I started by removing the plastic ornaments and vinyl graphics from past projects. I then used an electric sander to remove the paint, particle by dusty particle.
I reduced each piece of the body to bare steel then applied "Hot Rod Gray" primer. I worked progressively in sections until the car was completely gray.
After the final coat of primer dried, I re-mounted the "Limited Edition" tag, signed the car, and drove it 500 miles to Smyrna, Tennessee, to the Nissan factory where it was built. (Sentras are now built in Mexico; the Smyrna plant's main focus is trucks and SUVs.) I toured the facility; it was amazing. Watching the giant machines at the Nissan factory build smaller machines left me breathless. Part ecstatic Disneyland surrealism, part mechanical brutality, part windowless blue-collar banality, it was a site of all-encompassing totality. If I had to give space aliens a one-hour tour of Earth, I'd take them on the Nissan plant tour.
I left the factory and purchased new hubcaps at a nearby Wal-Mart. I installed them in a salvage yard just outside of town and then drove home. In the 33-hour round trip, approximately 20 were spent in the car.
Limited Explanation
A car is a tool, a device that saves time and work for its owner. With a finite number of days to accomplish whatever it is we're trying to accomplish, things like automobiles allow us to move toward these goals most efficiently. Working on a car can be a poetic return of the favor, however superfluous it becomes beyond a certain level of function.
Between the sanding, the painting, and the journey itself, I was searching for some kind of extreme neutrality, a convergence of negation and production. I set out to accomplish a monumental task without a discernible productive purpose. How can something so meaningless become so important? It was my goal to incite a dialogue between the two sides of my earlier point: on one hand, acceptance of the futility of accomplishing goals at all; on the other, achieving a most satisfying result. I believe the car looks beautiful.
A Brief History
Cars were an integral component of my youth - I grew up in suburban California. I developed an early obsession with monster trucks and hot rods. I spent years trying to convince my dad to paint flames on his modest gray 1990 Toyota Camry. In my teenage years, when this enthusiasm for light, heat, and noise eventually faded, cars remained a primary source of entertainment: my friends and I were classic automobile-wielding mischievous adolescents.
My mom sold me her maroon Nissan sedan for $1000 in 2003. She had owned it since it was new, and it was the first manual transmission I ever successfully navigated around my neighborhood. It was my second year of college and the car had about 115000 miles on it at the time.

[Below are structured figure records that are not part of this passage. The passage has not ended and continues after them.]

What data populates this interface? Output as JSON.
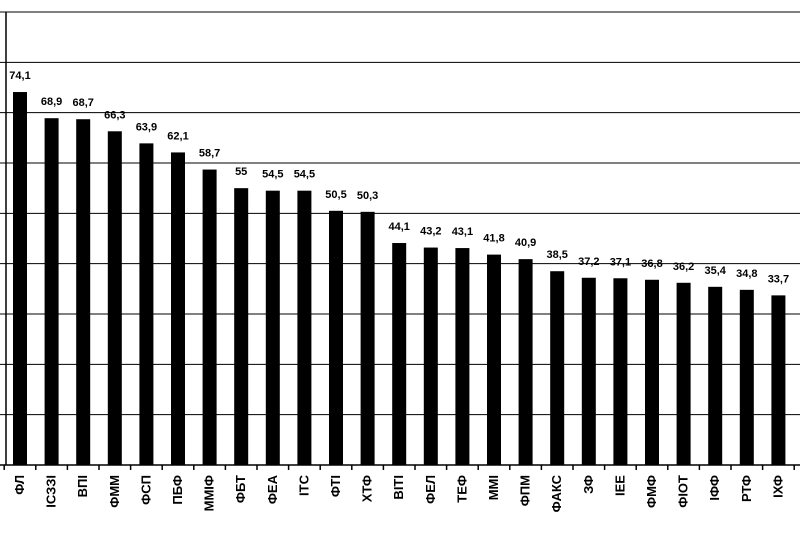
{
  "chart_data": {
    "type": "bar",
    "categories": [
      "ФЛ",
      "ІСЗЗІ",
      "ВПІ",
      "ФММ",
      "ФСП",
      "ПБФ",
      "ММІФ",
      "ФБТ",
      "ФЕА",
      "ІТС",
      "ФТІ",
      "ХТФ",
      "ВІТІ",
      "ФЕЛ",
      "ТЕФ",
      "ММІ",
      "ФПМ",
      "ФАКС",
      "ЗФ",
      "ІЕЕ",
      "ФМФ",
      "ФІОТ",
      "ІФФ",
      "РТФ",
      "ІХФ"
    ],
    "values": [
      74.1,
      68.9,
      68.7,
      66.3,
      63.9,
      62.1,
      58.7,
      55,
      54.5,
      54.5,
      50.5,
      50.3,
      44.1,
      43.2,
      43.1,
      41.8,
      40.9,
      38.5,
      37.2,
      37.1,
      36.8,
      36.2,
      35.4,
      34.8,
      33.7
    ],
    "value_labels": [
      "74,1",
      "68,9",
      "68,7",
      "66,3",
      "63,9",
      "62,1",
      "58,7",
      "55",
      "54,5",
      "54,5",
      "50,5",
      "50,3",
      "44,1",
      "43,2",
      "43,1",
      "41,8",
      "40,9",
      "38,5",
      "37,2",
      "37,1",
      "36,8",
      "36,2",
      "35,4",
      "34,8",
      "33,7"
    ],
    "title": "",
    "xlabel": "",
    "ylabel": "",
    "ylim": [
      0,
      90
    ],
    "grid": true,
    "legend": "none"
  },
  "colors": {
    "bar": "#000000",
    "grid": "#000000",
    "background": "#ffffff"
  }
}
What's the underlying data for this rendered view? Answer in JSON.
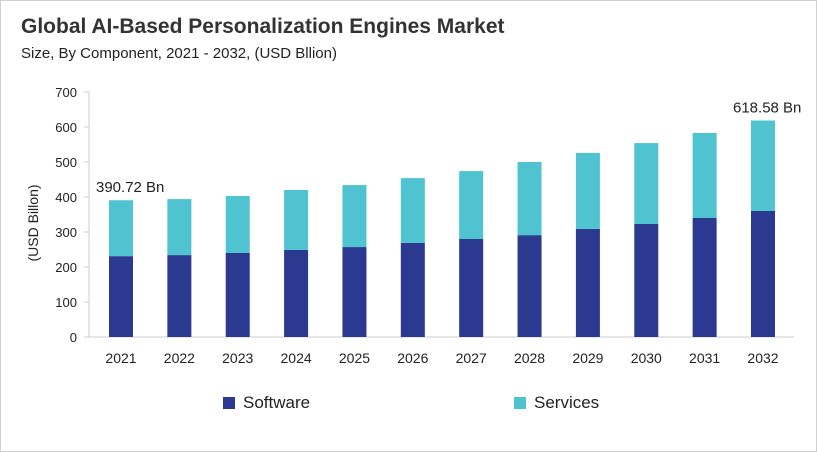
{
  "chart_data": {
    "type": "bar",
    "stacked": true,
    "title": "Global AI-Based Personalization Engines Market",
    "subtitle": "Size, By Component, 2021 - 2032, (USD Bllion)",
    "xlabel": "",
    "ylabel": "(USD Billon)",
    "ylim": [
      0,
      700
    ],
    "yticks": [
      0,
      100,
      200,
      300,
      400,
      500,
      600,
      700
    ],
    "grid": false,
    "legend": "bottom",
    "categories": [
      "2021",
      "2022",
      "2023",
      "2024",
      "2025",
      "2026",
      "2027",
      "2028",
      "2029",
      "2030",
      "2031",
      "2032"
    ],
    "series": [
      {
        "name": "Software",
        "color": "#2b3990",
        "values": [
          231,
          234,
          240,
          249,
          257,
          269,
          280,
          291,
          309,
          323,
          340,
          360
        ]
      },
      {
        "name": "Services",
        "color": "#4fc3cf",
        "values": [
          159.72,
          160,
          163,
          171,
          177,
          185,
          194,
          209,
          217,
          231,
          243,
          258.58
        ]
      }
    ],
    "annotations": [
      {
        "category": "2021",
        "text": "390.72 Bn"
      },
      {
        "category": "2032",
        "text": "618.58 Bn"
      }
    ]
  }
}
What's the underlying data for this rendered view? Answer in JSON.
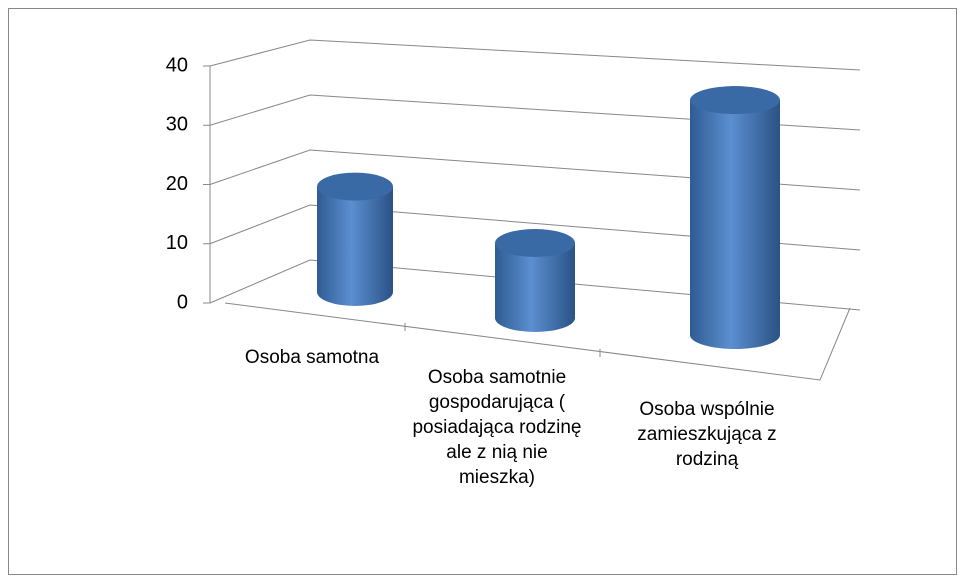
{
  "chart_data": {
    "type": "bar3d",
    "categories": [
      "Osoba samotna",
      "Osoba samotnie gospodarująca ( posiadająca rodzinę ale z nią nie mieszka)",
      "Osoba wspólnie zamieszkująca z rodziną"
    ],
    "values": [
      17,
      12,
      37
    ],
    "color": "#4f81bd",
    "ylim": [
      0,
      40
    ],
    "yticks": [
      0,
      10,
      20,
      30,
      40
    ],
    "grid": true
  }
}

I finished school (where I ended up using the car as a canvas more than once) and eventually moved to Los Angeles where I spent 7 short months, not once using public transit. In July 2009 I packed the car with my favorite things and moved to Chicago.

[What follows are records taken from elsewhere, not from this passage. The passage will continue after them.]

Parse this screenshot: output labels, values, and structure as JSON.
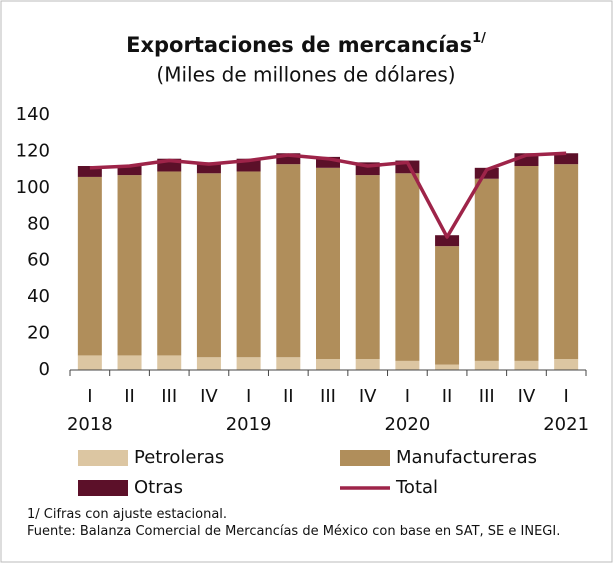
{
  "chart_data": {
    "type": "bar",
    "stacked": true,
    "title": "Exportaciones de mercancías",
    "title_superscript": "1/",
    "subtitle": "(Miles de millones de dólares)",
    "categories": [
      "I",
      "II",
      "III",
      "IV",
      "I",
      "II",
      "III",
      "IV",
      "I",
      "II",
      "III",
      "IV",
      "I"
    ],
    "years": [
      "2018",
      null,
      null,
      null,
      "2019",
      null,
      null,
      null,
      "2020",
      null,
      null,
      null,
      "2021"
    ],
    "series": [
      {
        "name": "Petroleras",
        "type": "bar",
        "color": "#dcc6a2",
        "values": [
          8,
          8,
          8,
          7,
          7,
          7,
          6,
          6,
          5,
          3,
          5,
          5,
          6
        ]
      },
      {
        "name": "Manufactureras",
        "type": "bar",
        "color": "#b08e5b",
        "values": [
          98,
          99,
          101,
          101,
          102,
          106,
          105,
          101,
          103,
          65,
          100,
          107,
          107
        ]
      },
      {
        "name": "Otras",
        "type": "bar",
        "color": "#5c1029",
        "values": [
          6,
          5,
          7,
          6,
          7,
          6,
          6,
          7,
          7,
          6,
          6,
          7,
          6
        ]
      },
      {
        "name": "Total",
        "type": "line",
        "color": "#9e2449",
        "values": [
          111,
          112,
          115,
          113,
          115,
          118,
          116,
          112,
          114,
          73,
          110,
          118,
          119
        ]
      }
    ],
    "ylim": [
      0,
      140
    ],
    "yticks": [
      0,
      20,
      40,
      60,
      80,
      100,
      120,
      140
    ],
    "notes": [
      "1/ Cifras con ajuste estacional.",
      "Fuente: Balanza Comercial de Mercancías de México con base en SAT, SE e INEGI."
    ]
  }
}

The car made the 3000-mile journey problem-free and with stunning gas mileage to boot, which was a miracle to anyone casually familiar with the vehicle. (At fifteen years old, it looked its age.)
After arriving in Chicago and feeling particularly confounded regarding my future as an art-maker ("We're all gonna die! Why even bother?"), I considered goals and accomplishments. To simplify my thought process: Life is pointless, so what should I do until I die?